Il s’arrêta, haletant, flamboyant d’audace.

"Ce que j’ai dit au roi, je le ferai ! C’est moi qui ai fait mettre un gentilhomme à la Bastille. C’est moi qui l’en ferai sortir ! Et comme dans ce duel gigantesque entre la Bastille et moi, c’est la Bastille qui m’écrasera, je trouverai ce que je cherche, c’est-à-dire une mort glorieuse, et je retrouverai ce que j’ai perdu en remplissant le rôle de sbire, c’est-à-dire l’honneur ! Cette fois-ci, voilà la bonne idée, c’est la chance !"
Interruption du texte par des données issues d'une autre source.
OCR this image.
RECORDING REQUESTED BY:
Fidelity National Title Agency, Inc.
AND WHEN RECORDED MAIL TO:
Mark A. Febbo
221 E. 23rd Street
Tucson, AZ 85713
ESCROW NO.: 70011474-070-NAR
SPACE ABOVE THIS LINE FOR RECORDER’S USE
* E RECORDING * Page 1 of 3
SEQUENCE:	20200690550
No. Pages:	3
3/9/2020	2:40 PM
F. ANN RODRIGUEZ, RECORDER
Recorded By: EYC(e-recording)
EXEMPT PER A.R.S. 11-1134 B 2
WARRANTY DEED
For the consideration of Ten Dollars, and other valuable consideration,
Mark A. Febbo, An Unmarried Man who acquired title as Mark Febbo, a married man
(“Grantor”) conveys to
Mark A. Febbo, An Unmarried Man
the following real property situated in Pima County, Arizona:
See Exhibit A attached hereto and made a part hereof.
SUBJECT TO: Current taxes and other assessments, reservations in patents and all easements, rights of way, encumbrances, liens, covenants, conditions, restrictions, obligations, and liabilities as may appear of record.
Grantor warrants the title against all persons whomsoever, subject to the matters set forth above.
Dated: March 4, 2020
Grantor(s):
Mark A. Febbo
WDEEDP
Et ces deux mots qu’il venait de prononcer : la guigne, la chance, appelant une naturelle association d’idées, il se remit en route d’un pas plus ferme en murmurant :

"Où est Cogolin ? Où est ce cuistre ! Il n’est jamais là quand j’ai besoin de lui ! Il a dû retourner m’attendre au grenier du Grand-Henri, courons-y."

Cinq heures du matin sonnaient au couvent des Carmes, lorsque, après cette nuit terrible, le chevalier pénétra dans l’auberge abandonnée, harassé, mais plein de courage pour l’exécution de son idée.

"Cogolin ! s’écria-t-il impétueusement. Va chercher les chevaux à la Bonne-Encontre ! Et puis il doit te rester de l’argent, remets-le-moi, Cogolin ! Où es-tu, faquin ? Me laisseras-tu m’égosiller ? Cogolin !"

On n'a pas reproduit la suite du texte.